Depuis plusieurs saisons, le salary cap – c’est-à-dire le plafonnement de la masse salariale des clubs du Top 14 – structure la régulation financière du rugby professionnel français. Mais ce garde-fou, souvent présenté comme une sécurité pour l’équilibre économique, suscite désormais un retour de critiques médiatisées, portées notamment par ceux-là mêmes qu’il est censé protéger.

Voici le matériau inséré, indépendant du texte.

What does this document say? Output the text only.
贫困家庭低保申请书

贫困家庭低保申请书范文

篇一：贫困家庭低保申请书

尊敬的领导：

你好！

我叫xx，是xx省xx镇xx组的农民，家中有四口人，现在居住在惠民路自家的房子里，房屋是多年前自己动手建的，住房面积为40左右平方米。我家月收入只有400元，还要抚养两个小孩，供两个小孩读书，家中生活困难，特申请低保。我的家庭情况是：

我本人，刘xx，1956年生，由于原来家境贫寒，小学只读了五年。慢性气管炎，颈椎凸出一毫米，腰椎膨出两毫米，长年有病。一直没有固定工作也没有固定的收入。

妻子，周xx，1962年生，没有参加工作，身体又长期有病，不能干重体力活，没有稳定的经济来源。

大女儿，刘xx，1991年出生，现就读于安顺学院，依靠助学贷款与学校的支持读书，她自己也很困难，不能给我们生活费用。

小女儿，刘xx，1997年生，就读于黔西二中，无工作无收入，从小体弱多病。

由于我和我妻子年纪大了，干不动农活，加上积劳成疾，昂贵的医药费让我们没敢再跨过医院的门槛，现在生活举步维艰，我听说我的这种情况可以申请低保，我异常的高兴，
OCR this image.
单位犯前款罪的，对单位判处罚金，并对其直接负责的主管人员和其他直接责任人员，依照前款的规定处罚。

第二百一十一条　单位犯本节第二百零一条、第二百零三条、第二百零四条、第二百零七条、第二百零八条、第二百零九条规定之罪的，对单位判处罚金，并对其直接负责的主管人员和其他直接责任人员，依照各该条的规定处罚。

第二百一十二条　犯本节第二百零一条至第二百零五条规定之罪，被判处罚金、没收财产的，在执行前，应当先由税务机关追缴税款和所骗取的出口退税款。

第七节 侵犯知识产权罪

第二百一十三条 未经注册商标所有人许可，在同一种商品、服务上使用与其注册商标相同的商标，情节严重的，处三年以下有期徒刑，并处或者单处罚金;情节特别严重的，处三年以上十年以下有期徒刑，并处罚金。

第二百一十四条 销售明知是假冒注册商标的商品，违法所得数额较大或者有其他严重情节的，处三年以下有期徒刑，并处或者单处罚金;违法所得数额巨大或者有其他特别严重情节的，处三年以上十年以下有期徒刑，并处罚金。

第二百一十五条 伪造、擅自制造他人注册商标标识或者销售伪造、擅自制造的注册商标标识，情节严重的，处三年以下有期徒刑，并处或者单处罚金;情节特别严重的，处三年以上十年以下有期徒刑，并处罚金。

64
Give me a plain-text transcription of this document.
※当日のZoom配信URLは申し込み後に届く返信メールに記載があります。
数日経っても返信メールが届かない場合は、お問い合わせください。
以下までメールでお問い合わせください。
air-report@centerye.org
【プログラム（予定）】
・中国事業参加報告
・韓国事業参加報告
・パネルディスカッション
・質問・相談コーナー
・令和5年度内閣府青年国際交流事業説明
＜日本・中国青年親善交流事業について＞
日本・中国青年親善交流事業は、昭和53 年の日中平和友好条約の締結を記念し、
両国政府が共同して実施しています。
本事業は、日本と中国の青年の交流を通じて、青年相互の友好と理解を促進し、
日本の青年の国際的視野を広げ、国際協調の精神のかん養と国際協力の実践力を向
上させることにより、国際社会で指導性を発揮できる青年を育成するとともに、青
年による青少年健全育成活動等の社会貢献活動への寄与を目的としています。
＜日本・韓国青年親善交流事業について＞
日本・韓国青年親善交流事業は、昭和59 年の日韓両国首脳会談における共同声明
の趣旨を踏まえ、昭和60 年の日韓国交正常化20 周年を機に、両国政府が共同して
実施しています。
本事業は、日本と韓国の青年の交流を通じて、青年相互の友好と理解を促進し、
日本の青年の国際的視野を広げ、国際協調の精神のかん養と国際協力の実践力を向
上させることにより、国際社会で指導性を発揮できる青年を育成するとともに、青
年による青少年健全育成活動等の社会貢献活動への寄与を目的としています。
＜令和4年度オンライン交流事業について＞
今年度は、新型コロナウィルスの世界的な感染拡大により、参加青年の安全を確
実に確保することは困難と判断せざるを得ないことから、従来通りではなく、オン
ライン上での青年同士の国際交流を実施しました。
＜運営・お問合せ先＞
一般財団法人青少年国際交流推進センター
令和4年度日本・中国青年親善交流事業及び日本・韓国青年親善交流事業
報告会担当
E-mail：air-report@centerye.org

🏉 #Rugby | 🗣️ Antoine Dupont prend la parole pour dénoncer le salary cap imposé par la ligue, qu’il juge trop "invasif" pour les joueurs, a-t-il expliqué à l'AFP. pic.twitter.com/AMvKKxSFJL
— francetvsport (@francetvsport) October 2, 2025
Ce jeudi 2 octobre, Antoine Dupont, demi de mêlée du Stade toulousain et de l’équipe de France, a livré un réquisitoire sans détour contre ce dispositif, le jugeant trop coercitif pour les joueurs. À l’occasion du renouvellement du partenariat entre le Stade Toulousain et Peugeot, Antoine Dupont n’a pas caché son agacement. Le demi de mêlée, figure de proue du rugby français, a dénoncé le salary cap du Top 14 comme un carcan limitant la liberté contractuelle des joueurs. « Les règles du salary cap (…) nous empêchent d’utiliser notre image individuelle à travers des contrats de pub classiques« , a-t-il affirmé, reprochant que même des accords personnels doivent être « cités » auprès de la Ligue.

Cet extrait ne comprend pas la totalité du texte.